The easiest way to visualize this kind of stuff, imho, is via CSD waterfall.
 
Oct 28, 2012 at 8:07 AM Post #27 of 43
Quote:
The convolving filter that vid demonstrated is upstream processing that attempts to change the resonance characteristics - you cannot beat any/every driver into perfect submission, but you can certainly change things up (similar acoustic simulation/recreation is used in modern DSP soundfield synthesis, although in reverse).

 
$20 earbuds, original IR:

 
Same earbuds, convolution:
 

 
The impulse responses themselves aren't filtered, it's the sound as produced by the earbuds and as picked up by the microphone. Whether it's horribly distorted sound I can't say, since I can't measure the frequency response at my own eardrum and thus can't create a convolution filter for my own ears. Nonetheless, the impulse response claims that these cheap earbuds convolved are faster than any known electrostat - can the IR be trusted, then?
 
Also, if this is an 'upstream processing that attempts to change the resonance characteristics', so must physical phone modding (felt disc at the back of an ortho) be upstream processing, no?
 
Oct 28, 2012 at 7:20 PM Post #29 of 43
$20 earbuds, original IR:


Same earbuds, convolution:



The impulse responses themselves aren't filtered, it's the sound as produced by the earbuds and as picked up by the microphone. Whether it's horribly distorted sound I can't say, since I can't measure the frequency response at my own eardrum and thus can't create a convolution filter for my own ears. Nonetheless, the impulse response claims that these cheap earbuds convolved are faster than any known electrostat - can the IR be trusted, then?

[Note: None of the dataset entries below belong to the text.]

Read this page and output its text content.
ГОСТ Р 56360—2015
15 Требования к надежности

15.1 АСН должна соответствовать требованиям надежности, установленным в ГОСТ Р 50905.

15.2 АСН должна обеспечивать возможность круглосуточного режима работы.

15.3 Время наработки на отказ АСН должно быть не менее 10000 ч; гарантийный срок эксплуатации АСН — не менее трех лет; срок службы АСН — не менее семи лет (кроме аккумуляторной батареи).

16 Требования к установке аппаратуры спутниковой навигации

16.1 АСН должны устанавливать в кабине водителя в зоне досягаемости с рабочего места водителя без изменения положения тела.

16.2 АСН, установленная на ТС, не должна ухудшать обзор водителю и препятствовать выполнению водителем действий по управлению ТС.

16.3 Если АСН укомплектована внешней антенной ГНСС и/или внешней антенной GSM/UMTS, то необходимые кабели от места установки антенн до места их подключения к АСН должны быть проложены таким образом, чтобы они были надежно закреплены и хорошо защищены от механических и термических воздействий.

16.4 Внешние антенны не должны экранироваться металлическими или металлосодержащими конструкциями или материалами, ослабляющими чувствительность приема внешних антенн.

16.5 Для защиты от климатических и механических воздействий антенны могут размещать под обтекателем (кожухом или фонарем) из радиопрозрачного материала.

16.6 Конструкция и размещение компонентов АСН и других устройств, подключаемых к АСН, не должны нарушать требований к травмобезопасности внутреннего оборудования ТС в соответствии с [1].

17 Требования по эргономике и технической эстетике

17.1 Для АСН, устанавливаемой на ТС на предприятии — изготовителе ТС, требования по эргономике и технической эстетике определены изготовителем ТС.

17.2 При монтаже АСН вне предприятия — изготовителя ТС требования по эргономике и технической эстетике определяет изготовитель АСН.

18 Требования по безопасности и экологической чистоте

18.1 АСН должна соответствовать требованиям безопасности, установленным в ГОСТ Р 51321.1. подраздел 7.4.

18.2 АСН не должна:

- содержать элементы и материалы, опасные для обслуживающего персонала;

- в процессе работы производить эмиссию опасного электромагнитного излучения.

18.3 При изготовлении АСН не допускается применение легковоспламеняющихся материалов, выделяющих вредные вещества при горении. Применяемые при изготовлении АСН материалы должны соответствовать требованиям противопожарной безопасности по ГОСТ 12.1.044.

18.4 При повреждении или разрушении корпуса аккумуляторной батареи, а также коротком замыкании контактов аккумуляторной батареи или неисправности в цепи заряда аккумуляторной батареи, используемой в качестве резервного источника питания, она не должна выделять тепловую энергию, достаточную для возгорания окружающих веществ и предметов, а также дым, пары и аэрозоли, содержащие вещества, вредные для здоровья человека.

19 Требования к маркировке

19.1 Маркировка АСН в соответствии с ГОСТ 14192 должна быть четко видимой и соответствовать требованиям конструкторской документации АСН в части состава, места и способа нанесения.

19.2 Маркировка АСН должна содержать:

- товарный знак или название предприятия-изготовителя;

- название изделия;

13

Kewlbeans. And regarding if it can be trusted, tough to say methinks. You'd need more points of data to paint a comprehensive picture. IR isn't telling you about "speed" in any sort of raw terms, it catches a number of variables (this isn't the same as shooting a car with a radar gun). So you're creating a filter that seeks to correct distortion that your IR measurement is showing (phase most likely). The driver isn't being physically modified though, so it starts and stops at the same rate as it did before - the signal is just being mangled in a way that when it hits the driver it becomes "unmangled." Same idea as any other sort of corrective EQ.

Distortion and FR could still be measured in your scenario, as it would show distortion through the same set-up you're shooting IR with. My guess is that electrostats will still be lower distortion and closer to full-range, and would benefit just as well from similar corrective filtering (and probably get you about as close to perfection as you could get; isodynamics could theoretically take you to the same place).

Also, if this is an 'upstream processing that attempts to change the resonance characteristics', so must physical phone modding (felt disc at the back of an ortho) be upstream processing, no?


Nope. Two entirely unrelated concepts. At a high-level, you could consider it all "filtering" (since the output device is not passing the signal "straight up"), but physical modification of the output transducer or its enclosure is unrelated to EQ/DSP.
 
Oct 28, 2012 at 9:13 PM Post #30 of 43
^ The spectrum of the convolution recording is flat between 40 Hz or so (lower limit of my recording capability) and about 15 kHz or whatever (where I set the lowpass), as is the original test signal, though without the lowpass. The convolution filter seeks to create a flat response, which it thus has done. The question is, is a flat response an automatic flat CSD (= perfect IR)? If so, why; and if not, why so?
 
If you would, please explain how physical modding and EQ are different in this case. Not that I doubt you, just that an explanation is nicer than a true/false statement.
 
The test signal was 'mangled' as you say to produce a desired output (flat response), but you say this can't change the rate at which the driver moves. Below is part of the waveform of (a) the original test signal, (b) the recording off the earbuds of the non-convolved signal, and (c) the recording of the convolved signal off the earbuds.
 
a
b
c
 
The rate at which the driver moves looks to have changed. But whether it did or not, it in any case seems that the driver is able to keep up with the test tone transients when fed with a convolved version of the signal, but having big trouble doing so otherwise.